For Fine Dining: Gaylord's Restaurant is named after Gaylord Wilcox, the second president of Grove Farm, his family's sugar plantation. Lunch items include ahi poke, beer-battered fish tacos, roasted chicken crepes and a red wine braised beef short rib "dip" sandwich. (3-2087 Kaumualii Highway, Lihue; 808-245-9593; open 11 a.m. to 2:30 p.m. and 5:30 p.m. to 8:30 p.m. Monday to Saturday and 9 a.m. to 2 p.m. Sunday
For Fun Dining: Brick Oven Pizza is pure fun, with red-and-white vinyl checkered tablecloths and a ceiling covered with old license plates from all over the world. Pizzas are cooked on a brick hearth, and you can choose from a long list of toppings. Servers pass out a mound of dough for children to play with while they're waiting for their pizza to bake. (2-2555 Kaumualii Highway, Kalaheo, or 4-4361 Kuhio Highway, Kapaa; open 11 a.m. to 9 p.m. daily, buffet nights 5 p.m. to 9 p.m.

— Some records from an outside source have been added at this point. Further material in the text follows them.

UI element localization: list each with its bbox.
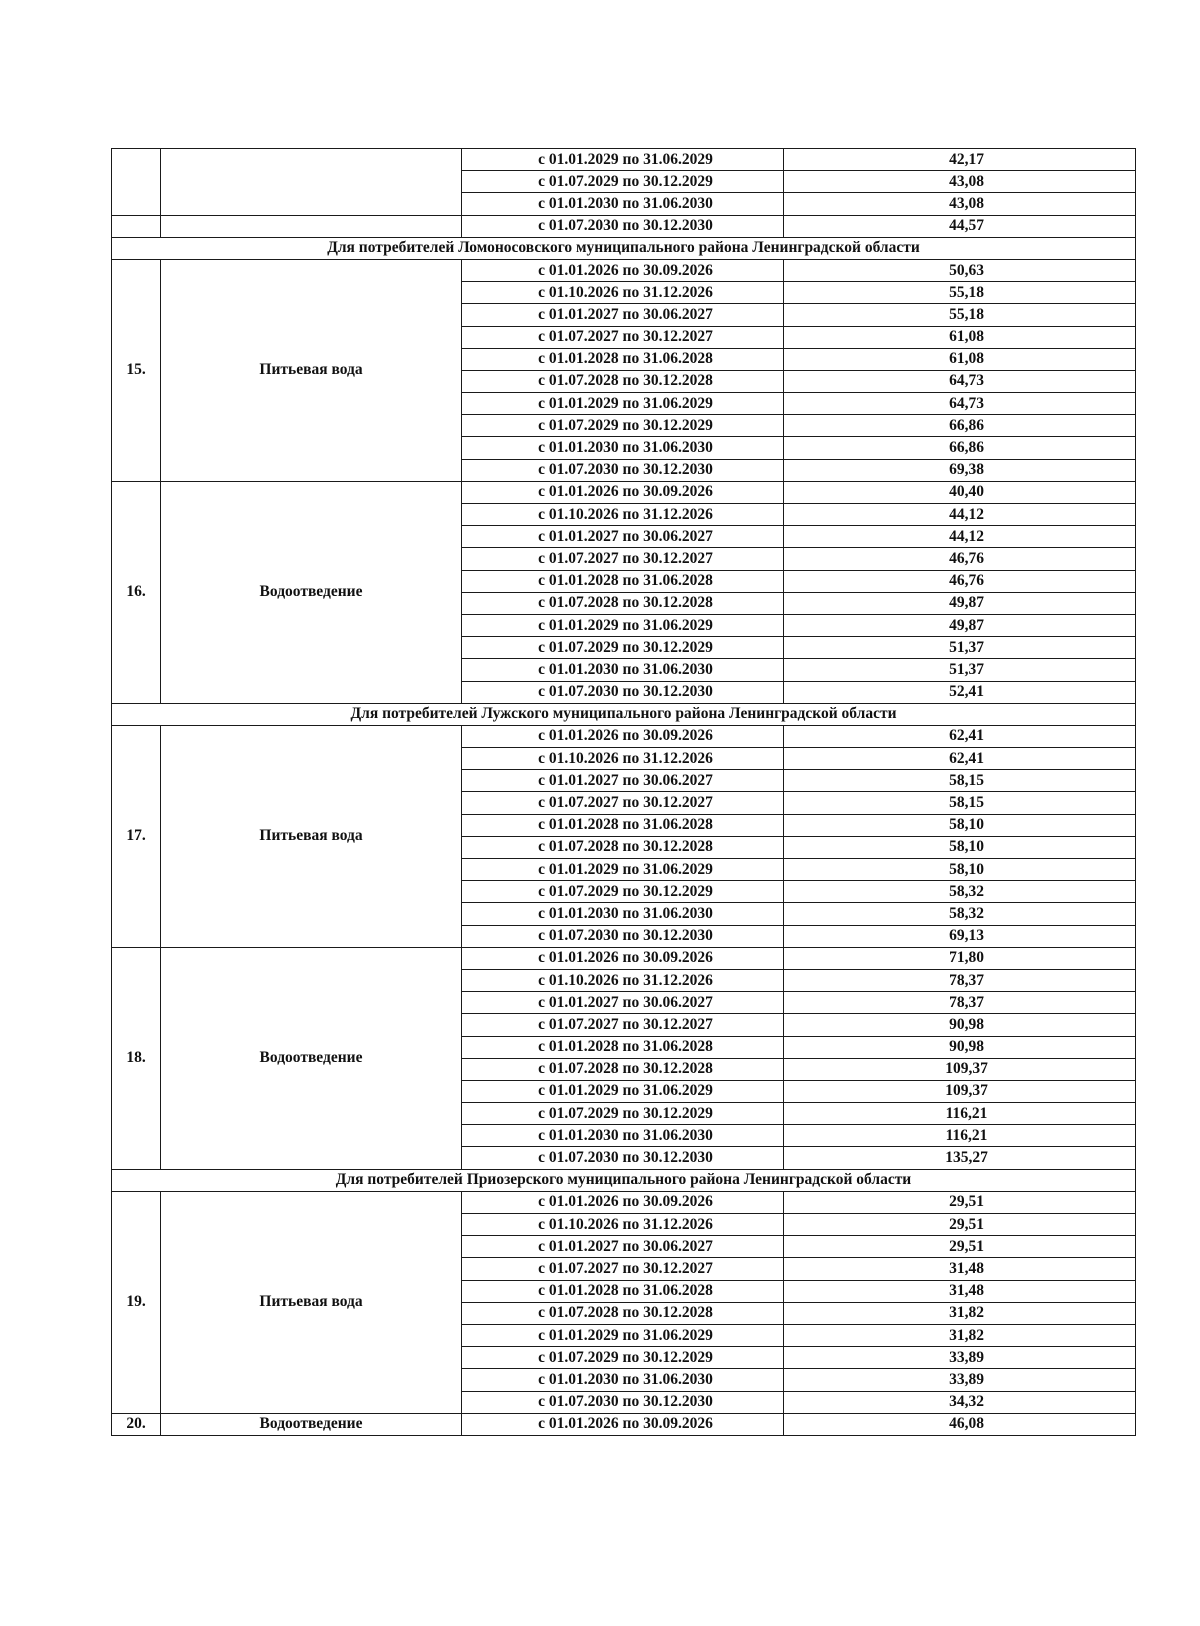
period-cell: с 01.07.2029 по 30.12.2029 <box>462 415 784 437</box>
period-cell: с 01.07.2028 по 30.12.2028 <box>462 836 784 858</box>
period-cell: с 01.01.2029 по 31.06.2029 <box>462 614 784 636</box>
tariff-value-cell: 58,15 <box>784 770 1136 792</box>
tariff-value-cell: 62,41 <box>784 748 1136 770</box>
table-row <box>112 149 1136 171</box>
period-cell: с 01.07.2027 по 30.12.2027 <box>462 792 784 814</box>
period-cell: с 01.01.2030 по 31.06.2030 <box>462 1125 784 1147</box>
period-cell: с 01.07.2030 по 30.12.2030 <box>462 1147 784 1169</box>
tariff-value-cell: 55,18 <box>784 282 1136 304</box>
item-number: 15. <box>112 259 161 481</box>
period-cell: с 01.01.2027 по 30.06.2027 <box>462 770 784 792</box>
service-name: Питьевая вода <box>161 1191 462 1413</box>
period-cell: с 01.07.2027 по 30.12.2027 <box>462 1014 784 1036</box>
tariff-value-cell: 135,27 <box>784 1147 1136 1169</box>
service-cell <box>161 215 462 237</box>
item-number-cell <box>112 149 161 216</box>
section-title: Для потребителей Лужского муниципального района Ленинградской области <box>112 703 1136 725</box>
tariff-value-cell: 58,10 <box>784 814 1136 836</box>
tariff-value-cell: 42,17 <box>784 149 1136 171</box>
period-cell: с 01.07.2030 по 30.12.2030 <box>462 459 784 481</box>
period-cell: с 01.01.2026 по 30.09.2026 <box>462 1191 784 1213</box>
tariff-value-cell: 34,32 <box>784 1391 1136 1413</box>
period-cell: с 01.07.2030 по 30.12.2030 <box>462 1391 784 1413</box>
tariff-value-cell: 90,98 <box>784 1036 1136 1058</box>
tariff-value-cell: 43,08 <box>784 171 1136 193</box>
period-cell: с 01.01.2030 по 31.06.2030 <box>462 437 784 459</box>
period-cell: с 01.01.2029 по 31.06.2029 <box>462 1324 784 1346</box>
tariff-value-cell: 51,37 <box>784 637 1136 659</box>
tariff-value-cell: 78,37 <box>784 992 1136 1014</box>
period-cell: с 01.01.2026 по 30.09.2026 <box>462 481 784 503</box>
item-number: 17. <box>112 725 161 947</box>
tariff-value-cell: 109,37 <box>784 1058 1136 1080</box>
service-name: Питьевая вода <box>161 725 462 947</box>
tariff-value-cell: 69,13 <box>784 925 1136 947</box>
tariff-value-cell: 49,87 <box>784 614 1136 636</box>
tariff-value-cell: 62,41 <box>784 725 1136 747</box>
tariff-value-cell: 51,37 <box>784 659 1136 681</box>
period-cell: с 01.07.2028 по 30.12.2028 <box>462 1302 784 1324</box>
tariff-value-cell: 46,76 <box>784 570 1136 592</box>
period-cell: с 01.07.2027 по 30.12.2027 <box>462 1258 784 1280</box>
section-header-row <box>112 703 1136 725</box>
tariff-value-cell: 109,37 <box>784 1080 1136 1102</box>
period-cell: с 01.07.2030 по 30.12.2030 <box>462 681 784 703</box>
period-cell: с 01.01.2028 по 31.06.2028 <box>462 1280 784 1302</box>
section-title: Для потребителей Ломоносовского муниципального района Ленинградской области <box>112 237 1136 259</box>
period-cell: с 01.01.2028 по 31.06.2028 <box>462 814 784 836</box>
period-cell: с 01.01.2030 по 31.06.2030 <box>462 659 784 681</box>
tariff-value-cell: 49,87 <box>784 592 1136 614</box>
table-row <box>112 725 1136 747</box>
item-number: 16. <box>112 481 161 703</box>
table-row <box>112 259 1136 281</box>
item-number: 20. <box>112 1413 161 1435</box>
period-cell: с 01.10.2026 по 31.12.2026 <box>462 1214 784 1236</box>
tariff-value-cell: 58,10 <box>784 836 1136 858</box>
period-cell: с 01.01.2029 по 31.06.2029 <box>462 149 784 171</box>
tariff-value-cell: 71,80 <box>784 947 1136 969</box>
period-cell: с 01.01.2026 по 30.09.2026 <box>462 725 784 747</box>
period-cell: с 01.01.2027 по 30.06.2027 <box>462 1236 784 1258</box>
section-header-row <box>112 1169 1136 1191</box>
service-name: Водоотведение <box>161 1413 462 1435</box>
item-number: 19. <box>112 1191 161 1413</box>
tariff-value-cell: 33,89 <box>784 1347 1136 1369</box>
tariff-value-cell: 61,08 <box>784 348 1136 370</box>
service-name: Водоотведение <box>161 947 462 1169</box>
period-cell: с 01.01.2030 по 31.06.2030 <box>462 193 784 215</box>
period-cell: с 01.01.2028 по 31.06.2028 <box>462 570 784 592</box>
table-row <box>112 215 1136 237</box>
period-cell: с 01.07.2029 по 30.12.2029 <box>462 1103 784 1125</box>
period-cell: с 01.10.2026 по 31.12.2026 <box>462 969 784 991</box>
tariff-value-cell: 116,21 <box>784 1103 1136 1125</box>
tariff-value-cell: 40,40 <box>784 481 1136 503</box>
period-cell: с 01.01.2026 по 30.09.2026 <box>462 1413 784 1435</box>
period-cell: с 01.07.2030 по 30.12.2030 <box>462 215 784 237</box>
tariff-value-cell: 44,57 <box>784 215 1136 237</box>
period-cell: с 01.01.2029 по 31.06.2029 <box>462 1080 784 1102</box>
period-cell: с 01.01.2027 по 30.06.2027 <box>462 992 784 1014</box>
tariff-value-cell: 58,10 <box>784 859 1136 881</box>
tariff-value-cell: 66,86 <box>784 415 1136 437</box>
service-cell <box>161 149 462 216</box>
period-cell: с 01.07.2028 по 30.12.2028 <box>462 370 784 392</box>
tariff-value-cell: 66,86 <box>784 437 1136 459</box>
tariff-value-cell: 52,41 <box>784 681 1136 703</box>
period-cell: с 01.07.2028 по 30.12.2028 <box>462 592 784 614</box>
tariff-value-cell: 31,82 <box>784 1302 1136 1324</box>
table-row <box>112 481 1136 503</box>
tariff-value-cell: 31,48 <box>784 1258 1136 1280</box>
period-cell: с 01.10.2026 по 31.12.2026 <box>462 748 784 770</box>
period-cell: с 01.01.2027 по 30.06.2027 <box>462 304 784 326</box>
period-cell: с 01.07.2029 по 30.12.2029 <box>462 637 784 659</box>
tariff-value-cell: 33,89 <box>784 1369 1136 1391</box>
period-cell: с 01.10.2026 по 31.12.2026 <box>462 504 784 526</box>
table-row <box>112 947 1136 969</box>
item-number: 18. <box>112 947 161 1169</box>
tariff-value-cell: 90,98 <box>784 1014 1136 1036</box>
period-cell: с 01.07.2029 по 30.12.2029 <box>462 171 784 193</box>
tariff-table <box>111 148 1136 1436</box>
period-cell: с 01.10.2026 по 31.12.2026 <box>462 282 784 304</box>
section-header-row <box>112 237 1136 259</box>
period-cell: с 01.01.2029 по 31.06.2029 <box>462 859 784 881</box>
period-cell: с 01.07.2027 по 30.12.2027 <box>462 548 784 570</box>
tariff-table-body <box>112 149 1136 1436</box>
period-cell: с 01.01.2026 по 30.09.2026 <box>462 947 784 969</box>
tariff-value-cell: 43,08 <box>784 193 1136 215</box>
period-cell: с 01.07.2030 по 30.12.2030 <box>462 925 784 947</box>
period-cell: с 01.01.2030 по 31.06.2030 <box>462 903 784 925</box>
tariff-value-cell: 55,18 <box>784 304 1136 326</box>
service-name: Питьевая вода <box>161 259 462 481</box>
tariff-value-cell: 116,21 <box>784 1125 1136 1147</box>
section-title: Для потребителей Приозерского муниципального района Ленинградской области <box>112 1169 1136 1191</box>
tariff-value-cell: 29,51 <box>784 1191 1136 1213</box>
tariff-value-cell: 29,51 <box>784 1214 1136 1236</box>
tariff-value-cell: 78,37 <box>784 969 1136 991</box>
period-cell: с 01.01.2028 по 31.06.2028 <box>462 1036 784 1058</box>
item-number-cell <box>112 215 161 237</box>
tariff-value-cell: 46,76 <box>784 548 1136 570</box>
tariff-value-cell: 31,82 <box>784 1324 1136 1346</box>
tariff-value-cell: 29,51 <box>784 1236 1136 1258</box>
tariff-value-cell: 50,63 <box>784 259 1136 281</box>
tariff-value-cell: 64,73 <box>784 370 1136 392</box>
period-cell: с 01.01.2030 по 31.06.2030 <box>462 1369 784 1391</box>
tariff-value-cell: 61,08 <box>784 326 1136 348</box>
period-cell: с 01.07.2029 по 30.12.2029 <box>462 1347 784 1369</box>
table-row <box>112 1191 1136 1213</box>
period-cell: с 01.01.2029 по 31.06.2029 <box>462 393 784 415</box>
period-cell: с 01.07.2029 по 30.12.2029 <box>462 881 784 903</box>
tariff-value-cell: 44,12 <box>784 526 1136 548</box>
tariff-value-cell: 44,12 <box>784 504 1136 526</box>
service-name: Водоотведение <box>161 481 462 703</box>
period-cell: с 01.01.2028 по 31.06.2028 <box>462 348 784 370</box>
tariff-value-cell: 64,73 <box>784 393 1136 415</box>
tariff-value-cell: 69,38 <box>784 459 1136 481</box>
period-cell: с 01.01.2027 по 30.06.2027 <box>462 526 784 548</box>
tariff-value-cell: 58,32 <box>784 903 1136 925</box>
tariff-value-cell: 58,15 <box>784 792 1136 814</box>
period-cell: с 01.01.2026 по 30.09.2026 <box>462 259 784 281</box>
tariff-value-cell: 58,32 <box>784 881 1136 903</box>
tariff-value-cell: 46,08 <box>784 1413 1136 1435</box>
period-cell: с 01.07.2028 по 30.12.2028 <box>462 1058 784 1080</box>
tariff-value-cell: 31,48 <box>784 1280 1136 1302</box>
table-row <box>112 1413 1136 1435</box>
period-cell: с 01.07.2027 по 30.12.2027 <box>462 326 784 348</box>
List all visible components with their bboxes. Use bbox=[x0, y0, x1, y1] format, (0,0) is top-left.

Monday and Thursday)
For Island Ambience: The decor at Keoki's Paradise includes cascading waterfalls, lush foliage, thatched booths and surfboards and framed old Hawaii posters on the koa-paneled walls. Fresh island fish and pork are highlighted on the menu. For lunch, you might try a trio of sliders (cheeseburger, barbecue pork and crab cake) or sashimi grade ahi tuna; for dinner, try fresh fish dusted with macadamia nuts, steamed with ginger and cilantro, or baked in a garlic, lemon and sweet basil glaze. (2360 Kiahuna Plantation Drive, Koloa; 808-742-7534; the Bamboo Bar and Cafe is open from 11 a.m. daily, the dining room opens for dinner at 4:45 p.m.)
For Beachside Dining: Duke's Kauai, named for the Olympic swimming medalist who is credited with being the father of international surfing, is located right on Kalapaki Beach at the Kauai Marriott. Its outdoor dining area, called the Barefoot Bar, serves appetizers, salads, sandwiches, burgers and "island favorites" like an ahi poke wrap and mango barbecue baby back ribs. The dining room focuses on steaks and seafood for dinner. (3610 Rice Street, Lihue; 808-246-9599; "barefoot bar" from 11 a.m., dinner from 5 p.m.)
For a Taste of "Old" Hawaii: Go early to snag a stool at the U-shaped formica counters of Hamura's Saimin Stand, which date back at least a few decades. This down-home place usually is packed with folks yearning for island-style comfort food: a steaming bowl of saimin (noodles cooked in a meat or fish broth) topped with char siu pork, sliced egg, vegetables and wontons, and accompanied by a few teriyaki beef sticks. The recipes for the noodles and broth have been in the Hamura family for more than 50 years. Save room for a slice of homemade lilikoi (passion fruit) pie. (2956 Kress Street, Lihue; 808-245-3271; open from 10 a.m. daily)
You can get all the typical Hawaiian souvenirs in Kauai: aloha shirts, chocolate-covered macadamia nuts, etc. For something a bit more local, stock up on Red Dirt Shirts (4350 Waialo Road, Eleele), dyed with real red dirt from Kauai and decorated with Hawaiian-inspired designs, and merchandise from Island Soap and Candle Works (in Kilauea, Princeville and Koloa), including handmade soaps, body lotions, bath gels, aromatic massage oils, beeswax candles and more in tropical scents. If you're looking for consumables, consider items from Kauai Kookie Kompany (factory store in Hanapepe) and Kauai Coffee Co. (tasting room and store at 870 Halewili Road, Kalaheo).
It's best to go with classic tropical drinks -- try a Lava Flow (a cross between a strawberry daiquiri and pina colada, made with light and coconut rum plus strawberries, bananas, pineapple juice and coconut cream) or a Blue Hawaii (a concoction of rum, curacao, pineapple juice and sweet and sour mix). Any fruity drink with mango or pineapple or other tropical fruits and flavors will get you in the island spirit.